Newspapers: Precious, essential and just about kaput
By Fred Bruning
Dec. 3, 2023
Surveys show that young Americans favor social media as a news source – YouTube, Tik Tok, Instagram, Facebook and Snapchat rated tops in one study – which is something like Dick Tracy getting World War 2 updates through his two-way wrist radio.
I will not go into a whole, weepy newspaper lament here, but it is hard to imagine that 21-year-olds pay close attention to, say, the recent battle for Speaker of the House or latest debt ceiling crisis on a platform that can as easily display videos of spring break at Daytona Beach or the singer Ariana Grande’s wedding pictures. At one point, the picture of an egg – an egg! – earned the most “likes” on Instagram (at least 55 million), surpassing, just then, snapshots posted by celebrity mom Kylie Jenner of her infant daughter.
Oh, all right, I will bark about the newspaper, but only a bit.
In Brooklyn, my parents and I lived in a six-family apartment house on 69th Street owned by my grandmother, who occupied the first floor, front. First floor, back, we find my Aunt Dellie and her two adult daughters, Rena and “Little Dellie.”
Top floor front was Mom, Dad, me and a 10-inch, black-and-white RCA television in a cabinet that took up most of the living room and, if emptied of its electronic innards, might have been used for evidence disposal after a mafia hit.
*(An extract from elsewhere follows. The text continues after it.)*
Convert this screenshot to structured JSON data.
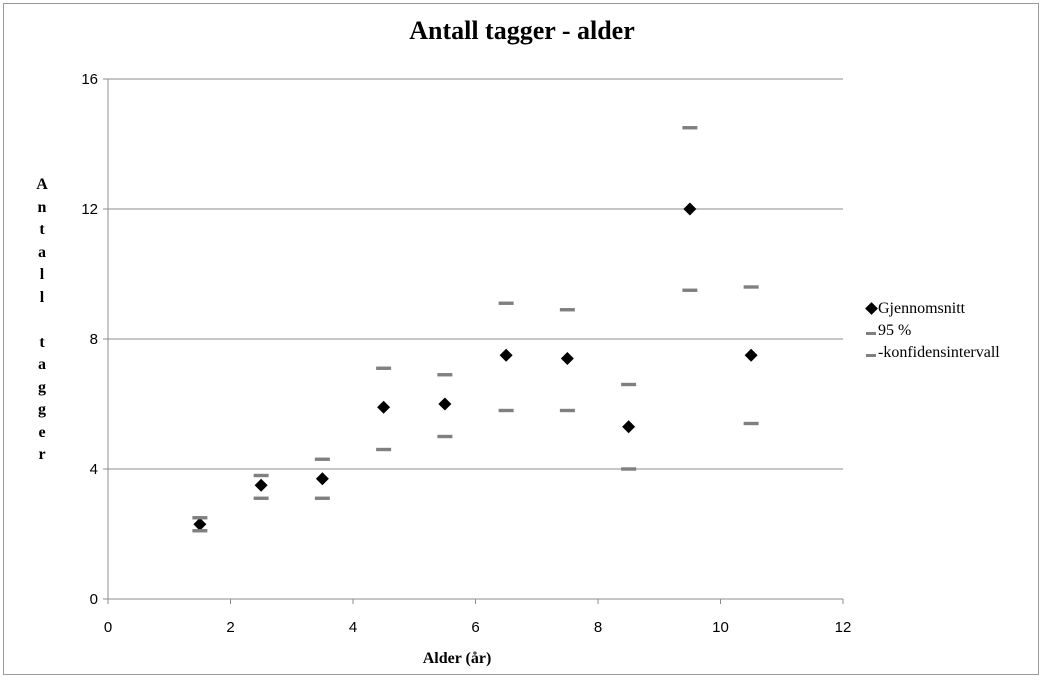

During the week, my father brought home one of the tabloids – News, Post, Mirror – he read on the subway after delivering Bond Bread to delis and diners in Park Slope.
On Sunday, I was dispatched to Becker’s candy store on Sixth Avenue, for the New York Times requested by Rena and Little Dellie, who worked in Manhattan and had sophisticated tastes, and the Daily News and Journal American for Mom and Dad, who had fewer.
My grandmother, Nana, didn’t do much reading, but busied herself dusting and cleaning and cooking lunch for me when I came home from grade school – five hamburgers in one record-setting day, but that is a story for another time.
Throughout the week, the papers – the Times, News, Journal American – circulated among family members, top floor and first. Sections remained scattered around our little Honeymooner-sized apartments until the weekend, when, on Sunday, the whole routine would begin again.
Though an academically disinclined young fellow, who only a few short years later would, sadly for his adoring parents, flunk out of high school and finish at night – even this uncertain soul knew the newspaper was something precious and essential, or why, every evening, would adults spend hours with it on their laps?
I ended up working in the news trade – a miracle given what I have admitted above – and, after 60 years on the job, hate to see newspapers eaten alive by millennial economic factors and the Internet and, Craig’s List, and, you know, all those inscrutable apps.
But why complain? The future is well upon us. Daily newspapers – what a reporter friend calls the foldable, “dead trees” version – are nearly kaput and bound for an eternity in cyberspace. The online edition – sigh.
And so, yes – yes! – it is better that the grandkids acquire some grasp of global affairs and world leaders, and by any means. Name the leader of Canada, you might inquire. Identify, if you can, the capital of Ukraine. With what Asian leader did Joe Biden (the American president) meet last month in California? No luck? Sorry.
I do not mean to malign an entire generation of fine, young Americans. I love their energy and open-mindedness and sense of fairness to all people. I love that they have made torn blue jeans a fashion statement and that on the coldest winter days, they roam the Earth in gym shorts. I love that they work hard at jobs that should pay more and still manage a smile when handing you a bean burrito.
They deserve newspapers that do not light up on little screens, a chance to engage the world, page by crinkly page, to not be distracted by so much that means so little.
We heard recently of a young woman who thought Honduras was in Europe. It’s not, of course. Honduras is in Central America, south of Daytona Beach.
Thanks a million, Mary Ellen./fb
So thrilled to read yet another great article from Fred Bruning. Once Newsday decided to move on from your great column I never thought it would happen. Newspapers in my home growing up were so important. My parents read The Daily News like it was a bible. I grew up in The Bronx one of 8 - no computer - no internet - no iphone. The paper was where we got news, TV listings, store coupons, etc. My parents were advid readers of the paper and books. Thankfully they instilled that in me. The written word is more powerful than any other means of communication. I truly believe this generation is missing out on a very important opportunity to learn and grow from what you read.